Hyperlipidemia is one of the primary culprits behind cardiovascular and cerebrovascular diseases, with its prevalence rising year by year. According to data from the National Health Commission, the prevalence of dyslipidemia among Chinese adults is approximately 18.6%, including hypercholesterolemia at about 2.9%, hypertriglyceridemia at about 11.9%, and low high-density lipoprotein (HDL) cholesterolemia at about 7.4%.
The liver is a key hub for lipid metabolism, where lipoproteins responsible for transporting endogenous triglycerides and cholesterol are processed. Stimulation of hepatic lipoprotein synthesis factors can lead to elevated plasma cholesterol levels; therefore, RNA therapeutics with liver-targeting capabilities demonstrate promising therapeutic potential for lowering blood lipids.
Ankelai plans to utilize its self-developed virus-like particle (VLP) packaging system to encapsulate RNA editors. Following enrichment via centrifugation, the engineered viral particles will target PCSK9 mRNA, thereby achieving the therapeutic goal of treating hyperlipidemia. Among hyperlipidemia medications, drugs targeting PCSK9 represent a rapidly advancing innovative therapeutic area following statins; notably, Inclisiran, mentioned above, also targets PCSK9.
Currently, Ankelai has established a four-tier quality management documentation system and associated validation frameworks, thereby enhancing its GMP-compliant pharmaceutical production management and validation systems. The company possesses the potential for in-depth development of mesenchymal stem cell (MSC)-based gene therapies. Furthermore, it maintains GMP-grade MSC lines, with multiple key indicators—including stem cell molecular markers, colony-forming and differentiation capacities, immunomodulatory functions, and cytokine secretion levels—meeting established efficacy and safety standards.

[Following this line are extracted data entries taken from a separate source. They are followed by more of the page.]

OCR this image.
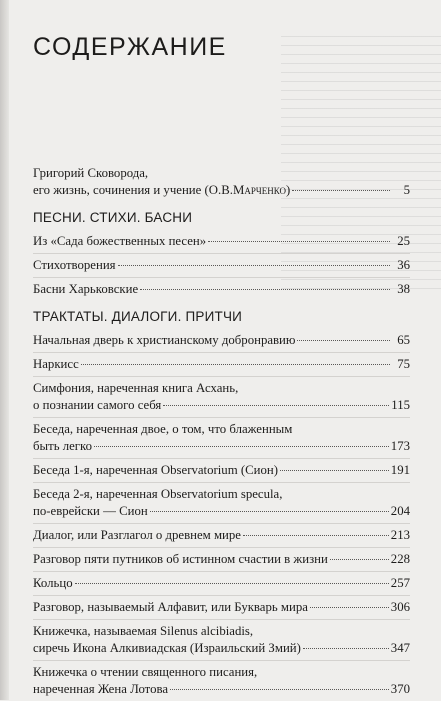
СОДЕРЖАНИЕ
Григорий Сковорода,
его жизнь, сочинения и учение ( О.В. Марченко )	5
ПЕСНИ. СТИХИ. БАСНИ
Из «Сада божественных песен»	25
Стихотворения	36
Басни Харьковские	38
ТРАКТАТЫ. ДИАЛОГИ. ПРИТЧИ
Начальная дверь к христианскому добронравию	65
Наркисс	75
Симфония, нареченная книга Асхань,
о познании самого себя	115
Беседа, нареченная двое, о том, что блаженным
быть легко	173
Беседа 1-я, нареченная Observatorium (Сион)	191
Беседа 2-я, нареченная Observatorium specula,
по-еврейски — Сион	204
Диалог, или Разглагол о древнем мире	213
Разговор пяти путников об истинном счастии в жизни	228
Кольцо	257
Разговор, называемый Алфавит, или Букварь мира	306
Книжечка, называемая Silenus alcibiadis,
сиречь Икона Алкивиадская (Израильский Змий)	347
Книжечка о чтении священного писания,
нареченная Жена Лотова	370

In October 2022, the National Medical Products Administration (NMPA) issued the Guidelines for Good Manufacturing Practice of Cell Therapy Products (Trial). With policy liberalization and robust government support in China, various clinical research projects related to cell and gene therapy have been continuously launched. It can be said that this sector is now at a historic window of opportunity.

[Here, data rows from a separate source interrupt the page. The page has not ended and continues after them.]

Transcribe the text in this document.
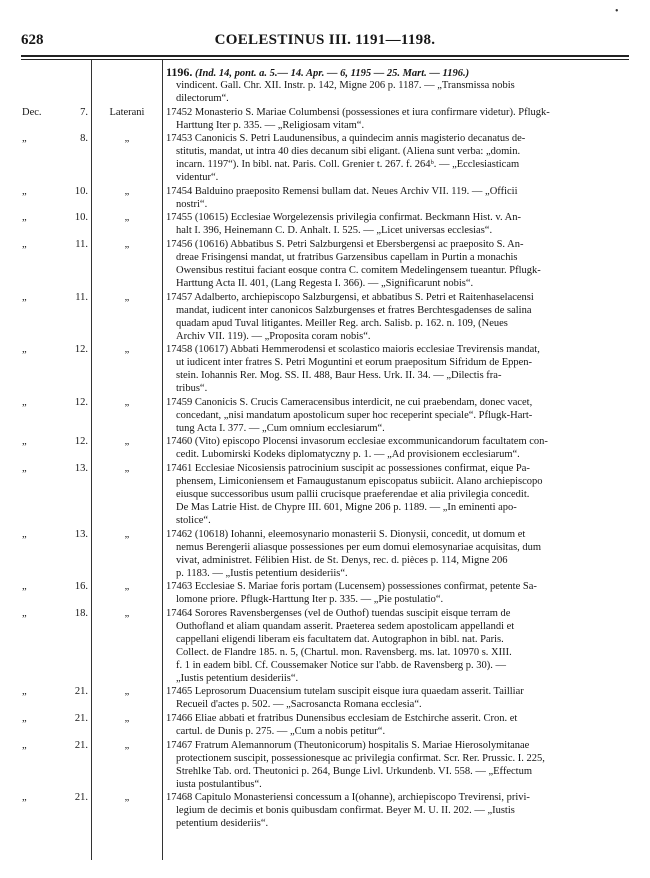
628	COELESTINUS III. 1191—1198.
•
1196. (Ind. 14, pont. a. 5.— 14. Apr. — 6, 1195 — 25. Mart. — 1196.)
vindicent. Gall. Chr. XII. Instr. p. 142, Migne 206 p. 1187. — „Transmissa nobis
dilectorum“.
Dec.	7.	Laterani	17452 Monasterio S. Mariae Columbensi (possessiones et iura confirmare videtur). Pflugk-
Harttung Iter p. 335. — „Religiosam vitam“.
„	8.	„	17453 Canonicis S. Petri Laudunensibus, a quindecim annis magisterio decanatus de-
stitutis, mandat, ut intra 40 dies decanum sibi eligant. (Aliena sunt verba: „domin.
incarn. 1197“). In bibl. nat. Paris. Coll. Grenier t. 267. f. 264ᵇ. — „Ecclesiasticam
videntur“.
„	10.	„	17454 Balduino praeposito Remensi bullam dat. Neues Archiv VII. 119. — „Officii
nostri“.
„	10.	„	17455 (10615) Ecclesiae Worgelezensis privilegia confirmat. Beckmann Hist. v. An-
halt I. 396, Heinemann C. D. Anhalt. I. 525. — „Licet universas ecclesias“.
„	11.	„	17456 (10616) Abbatibus S. Petri Salzburgensi et Ebersbergensi ac praeposito S. An-
dreae Frisingensi mandat, ut fratribus Garzensibus capellam in Purtin a monachis
Owensibus restitui faciant eosque contra C. comitem Medelingensem tueantur. Pflugk-
Harttung Acta II. 401, (Lang Regesta I. 366). — „Significarunt nobis“.
„	11.	„	17457 Adalberto, archiepiscopo Salzburgensi, et abbatibus S. Petri et Raitenhaselacensi
mandat, iudicent inter canonicos Salzburgenses et fratres Berchtesgadenses de salina
quadam apud Tuval litigantes. Meiller Reg. arch. Salisb. p. 162. n. 109, (Neues
Archiv VII. 119). — „Proposita coram nobis“.
„	12.	„	17458 (10617) Abbati Hemmerodensi et scolastico maioris ecclesiae Trevirensis mandat,
ut iudicent inter fratres S. Petri Moguntini et eorum praepositum Sifridum de Eppen-
stein. Iohannis Rer. Mog. SS. II. 488, Baur Hess. Urk. II. 34. — „Dilectis fra-
tribus“.
„	12.	„	17459 Canonicis S. Crucis Cameracensibus interdicit, ne cui praebendam, donec vacet,
concedant, „nisi mandatum apostolicum super hoc receperint speciale“. Pflugk-Hart-
tung Acta I. 377. — „Cum omnium ecclesiarum“.
„	12.	„	17460 (Vito) episcopo Plocensi invasorum ecclesiae excommunicandorum facultatem con-
cedit. Lubomirski Kodeks diplomatyczny p. 1. — „Ad provisionem ecclesiarum“.
„	13.	„	17461 Ecclesiae Nicosiensis patrocinium suscipit ac possessiones confirmat, eique Pa-
phensem, Limiconiensem et Famaugustanum episcopatus subiicit. Alano archiepiscopo
eiusque successoribus usum pallii crucisque praeferendae et alia privilegia concedit.
De Mas Latrie Hist. de Chypre III. 601, Migne 206 p. 1189. — „In eminenti apo-
stolice“.
„	13.	„	17462 (10618) Iohanni, eleemosynario monasterii S. Dionysii, concedit, ut domum et
nemus Berengerii aliasque possessiones per eum domui elemosynariae acquisitas, dum
vivat, administret. Félibien Hist. de St. Denys, rec. d. pièces p. 114, Migne 206
p. 1183. — „Iustis petentium desideriis“.
„	16.	„	17463 Ecclesiae S. Mariae foris portam (Lucensem) possessiones confirmat, petente Sa-
lomone priore. Pflugk-Harttung Iter p. 335. — „Pie postulatio“.
„	18.	„	17464 Sorores Ravensbergenses (vel de Outhof) tuendas suscipit eisque terram de
Outhofland et aliam quandam asserit. Praeterea sedem apostolicam appellandi et
cappellani eligendi liberam eis facultatem dat. Autographon in bibl. nat. Paris.
Collect. de Flandre 185. n. 5, (Chartul. mon. Ravensberg. ms. lat. 10970 s. XIII.
f. 1 in eadem bibl. Cf. Coussemaker Notice sur l'abb. de Ravensberg p. 30). —
„Iustis petentium desideriis“.
„	21.	„	17465 Leprosorum Duacensium tutelam suscipit eisque iura quaedam asserit. Tailliar
Recueil d'actes p. 502. — „Sacrosancta Romana ecclesia“.
„	21.	„	17466 Eliae abbati et fratribus Dunensibus ecclesiam de Estchirche asserit. Cron. et
cartul. de Dunis p. 275. — „Cum a nobis petitur“.
„	21.	„	17467 Fratrum Alemannorum (Theutonicorum) hospitalis S. Mariae Hierosolymitanae
protectionem suscipit, possessionesque ac privilegia confirmat. Scr. Rer. Prussic. I. 225,
Strehlke Tab. ord. Theutonici p. 264, Bunge Livl. Urkundenb. VI. 558. — „Effectum
iusta postulantibus“.
„	21.	„	17468 Capitulo Monasteriensi concessum a I(ohanne), archiepiscopo Trevirensi, privi-
legium de decimis et bonis quibusdam confirmat. Beyer M. U. II. 202. — „Iustis
petentium desideriis“.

Certainly, although RNA therapeutics have seen some technological breakthroughs in recent years, the major obstacles still lie in the challenges of targeted delivery to organs beyond the liver and the efficiency of delivery to target cells. AndThe integration of RNA editing with stem cells may emerge as a new research direction.
Currently, Ankela also offers a series of research-grade cell products and technical services such as custom gene-edited cells. With the company’s further development and team expansion, Ankela is beginning to seek support from the capital market to advance the development of mesenchymal stem cell-based RNA therapeutic drugs and expand its pipeline of therapeutic products targeting diabetes and other metabolic diseases.